Kvanvig: The Apkallus as Protective Spirits
“The apkallus are especially known from two incantation rituals: the one is Bīt Mēseri, as already stated; the other is called: šēp lemutti ina bit amēli parāsu, “to block the foot of evil into a man’s house” (KAR 298).
The two incantation series have a different scope. Bīt Mēseri prescribes the procedures to be performed when someone is ill, i.e. has come under demonic attack. Šēp Lemutti (“The Foot of Evil”) describes the procedures to be performed when a house should be protected from demonic attack. Consequently the rituals described have some common denominators, but also clear differences.
The rituals describe in great detail how figurines should be made of the seven apkallus. These figurines should then be addressed in an invocation to make them represent the apkallus themselves. In the case of Bīt Mēseri, where an ill person is concerned, the figurines should be arranged in the ill person’s room, close to his bed; in the case of Šēp Lemutti the figurines should be deposited in the foundation of the house.
We are here at a point where textual and archeological evidence support one another. An abundance of such small figurines are found in boxes buried in the foundations of houses and palaces from the Neo-Assyrian and the Neo-Babylonian period.
Because of the detailed description of their appearance in the rituals, it is not difficult to identify the excavated figurines as the same entities described in the rituals. The excavated figurines are representations of the seven apkallus.
(Cf. F.A.M. Wiggermann, “Mischwesen A,” Reallexikon der Assyriologie und Vorderasiatischen Archäologie (RLA) 8, Berlin, 1993-7, pp. 222-25, 222, 224.)

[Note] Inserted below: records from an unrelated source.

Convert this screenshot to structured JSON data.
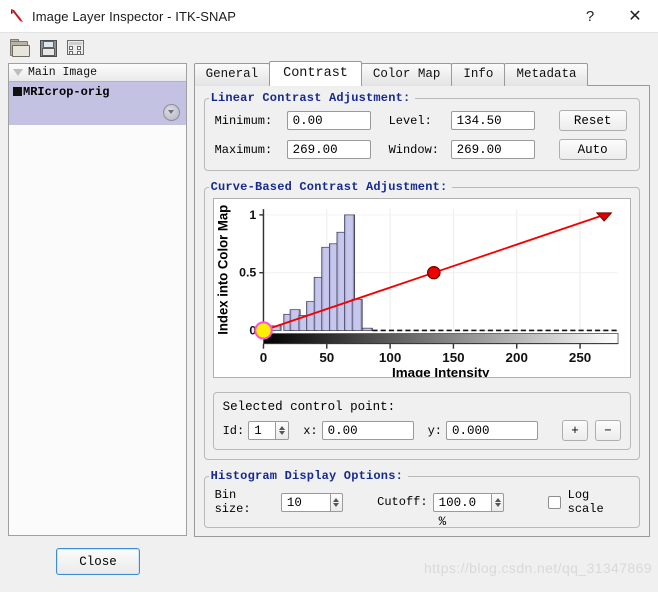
{
  "window": {
    "title": "Image Layer Inspector - ITK-SNAP",
    "help_label": "?",
    "close_label": "✕",
    "app_icon": "itksnap-logo-icon"
  },
  "toolbar": {
    "items": [
      {
        "name": "open-folder-icon",
        "label": "Open"
      },
      {
        "name": "save-icon",
        "label": "Save"
      },
      {
        "name": "table-icon",
        "label": "Layer table"
      }
    ]
  },
  "sidebar": {
    "header": "Main Image",
    "layers": [
      {
        "label": "MRIcrop-orig",
        "selected": true
      }
    ]
  },
  "tabs": [
    {
      "label": "General",
      "active": false
    },
    {
      "label": "Contrast",
      "active": true
    },
    {
      "label": "Color Map",
      "active": false
    },
    {
      "label": "Info",
      "active": false
    },
    {
      "label": "Metadata",
      "active": false
    }
  ],
  "linear_contrast": {
    "title": "Linear Contrast Adjustment:",
    "minimum_label": "Minimum:",
    "minimum_value": "0.00",
    "maximum_label": "Maximum:",
    "maximum_value": "269.00",
    "level_label": "Level:",
    "level_value": "134.50",
    "window_label": "Window:",
    "window_value": "269.00",
    "reset_label": "Reset",
    "auto_label": "Auto"
  },
  "curve_contrast": {
    "title": "Curve-Based Contrast Adjustment:"
  },
  "control_point": {
    "title": "Selected control point:",
    "id_label": "Id:",
    "id_value": "1",
    "x_label": "x:",
    "x_value": "0.00",
    "y_label": "y:",
    "y_value": "0.000",
    "add_label": "+",
    "remove_label": "−"
  },
  "histogram_options": {
    "title": "Histogram Display Options:",
    "bin_size_label": "Bin size:",
    "bin_size_value": "10",
    "cutoff_label": "Cutoff:",
    "cutoff_value": "100.0 %",
    "log_scale_label": "Log scale",
    "log_scale_checked": false
  },
  "footer": {
    "close_label": "Close",
    "watermark": "https://blog.csdn.net/qq_31347869"
  },
  "chart_data": {
    "type": "bar",
    "title": "",
    "xlabel": "Image Intensity",
    "ylabel": "Index into Color Map",
    "xlim": [
      0,
      280
    ],
    "ylim": [
      0,
      1.05
    ],
    "xticks": [
      0,
      50,
      100,
      150,
      200,
      250
    ],
    "yticks": [
      0,
      0.5,
      1
    ],
    "grid": true,
    "bin_size": 10,
    "bars": [
      {
        "x": 0,
        "value": 0.02
      },
      {
        "x": 10,
        "value": 0.04
      },
      {
        "x": 20,
        "value": 0.14
      },
      {
        "x": 25,
        "value": 0.18
      },
      {
        "x": 32,
        "value": 0.13
      },
      {
        "x": 38,
        "value": 0.25
      },
      {
        "x": 44,
        "value": 0.46
      },
      {
        "x": 50,
        "value": 0.72
      },
      {
        "x": 56,
        "value": 0.75
      },
      {
        "x": 62,
        "value": 0.85
      },
      {
        "x": 68,
        "value": 1.0
      },
      {
        "x": 74,
        "value": 0.27
      },
      {
        "x": 82,
        "value": 0.02
      }
    ],
    "curve": {
      "name": "intensity-curve",
      "color": "#f40000",
      "points": [
        {
          "id": 1,
          "x": 0,
          "y": 0.0,
          "selected": true
        },
        {
          "id": 2,
          "x": 134.5,
          "y": 0.5,
          "selected": false
        },
        {
          "id": 3,
          "x": 269,
          "y": 1.0,
          "selected": false
        }
      ]
    },
    "colorbar": {
      "from": "#000000",
      "to": "#ffffff"
    }
  }
}
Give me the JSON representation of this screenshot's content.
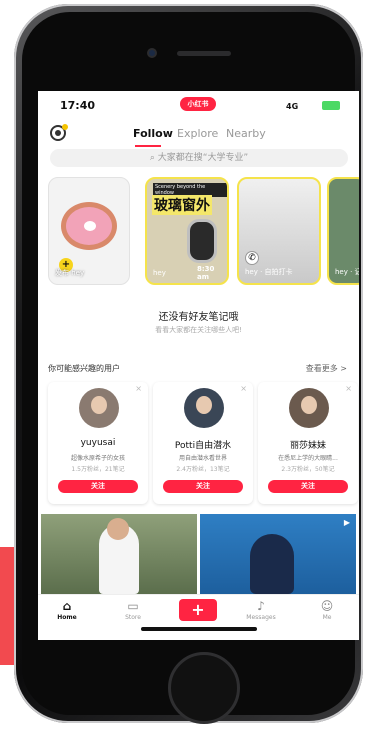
{
  "status_bar": {
    "time": "17:40",
    "brand": "小红书",
    "signal": "4G"
  },
  "nav": {
    "tabs": [
      {
        "label": "Follow",
        "active": true
      },
      {
        "label": "Explore",
        "active": false
      },
      {
        "label": "Nearby",
        "active": false
      }
    ],
    "search_placeholder": "大家都在搜“大学专业”"
  },
  "stories": {
    "me_caption": "发布 hey",
    "photo_sub": "Scenery beyond the window",
    "photo_title": "玻璃窗外",
    "photo_time": "8:30 am",
    "photo_caption": "hey",
    "grey_caption": "hey · 自拍打卡",
    "last_caption": "hey · 记"
  },
  "empty_state": {
    "title": "还没有好友笔记哦",
    "subtitle": "看看大家都在关注哪些人吧!"
  },
  "recommend": {
    "heading": "你可能感兴趣的用户",
    "more": "查看更多 >",
    "users": [
      {
        "name": "yuyusai",
        "desc": "超像水原希子的女孩",
        "stats": "1.5万粉丝，21笔记",
        "follow": "关注"
      },
      {
        "name": "Potti自由潜水",
        "desc": "用自由潜水看世界",
        "stats": "2.4万粉丝，13笔记",
        "follow": "关注"
      },
      {
        "name": "丽莎妹妹",
        "desc": "在悉尼上学的大眼睛...",
        "stats": "2.3万粉丝，50笔记",
        "follow": "关注"
      }
    ]
  },
  "tabbar": {
    "items": [
      {
        "label": "Home",
        "icon": "home-icon",
        "active": true
      },
      {
        "label": "Store",
        "icon": "store-icon",
        "active": false
      },
      {
        "label": "+",
        "icon": "plus-icon",
        "active": false
      },
      {
        "label": "Messages",
        "icon": "bell-icon",
        "active": false
      },
      {
        "label": "Me",
        "icon": "person-icon",
        "active": false
      }
    ]
  },
  "colors": {
    "accent": "#ff2442",
    "highlight": "#f5e34b",
    "side_block": "#f24a4f"
  }
}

Moreover, having identified the small figurines, it is also possible to identify many of the large reliefs that flanked the entrances to the palaces of the Neo-Assyrian kings. Here the small figurines were blown up in large scale representations of figures with the same appearance as the small figurines, corresponding to the descriptions in the rituals.
(Cf. For a detailed examination of the evidence, Dieter Kolbe, Die Reliefprogramme religiös-mythologischen Characters in neu-assyrischen Palästen, EH, Reihe 38, Frankfurt am Main, 1981, III-VII, 14-30.)
There are three kinds of apkallus: fish-apkallus, bird-apkallus, and human apkallus. The fish-apkallu is represented as a fish-garbed figure, with a human body and a carp cloak (cf. the description in Berossos).
The bird-apkallu is represented as a griffin; he has a human body, wings and a bird’s head.
(Cf. Anthony Green, “Mischwesen B,” Reallexikon der Assyriologie und Vorderasiatischen Archäologie (RLA) 8, Berlin, 1993-7, pp. 246-64, 252; Anthony Green, “Neo-Assyrian Apotropaic Figures,” Iraq 45, 1983, pp. 87-96.)
The representation of the human apkallu is more uncertain. A. Green suggests that these apkallus were imagined as genii, figures with human bodies and wings, holding a bucket in the one hand and a cone in the other.
Figures of fish-apkallus and bird-apkallus are found in Babylonian Ur and in several of the major Assyrian cities, Nimrud, Aššur and Nineveh. They are found in royal palaces and in houses assumed to belong to the guild of the āšipū, “exorcists.”
(Cf. Dessa Rittig, Assyrisch-babylonische Kleinplastik magischer Bedeutung vom 13.-6. Jh. v. Chr., MVS. München, 1977, pp. 70-85, and pictures 20-31.)
The apkallus were, as stated, not only manufactured as prophylactic figurines. It is possible to find them in numerous examples of monumental art in Assyrian palaces. The fish-apkallu is also found in Persian Persagadae, placed at the entrance to the Audience Hall.
(Cf. Trudy S. Kawami, “A Possible Source for the Sculptures of the Audience Hall, Pasargadae,” Iran 10, 1972, pp. 146-8.)
In the Assyrian palaces the apkallus are guarding the sacred tree, the king, and deities. Thus the apkallus were not only invisible present in rituals (sic); they were manufactured as figures and represented in impressive monumental art.”
Helge Kvanvig, Primeval History: Babylonian, Biblical, and Enochic: An Intertextual Reading, Brill, 2011, pp. 129-31.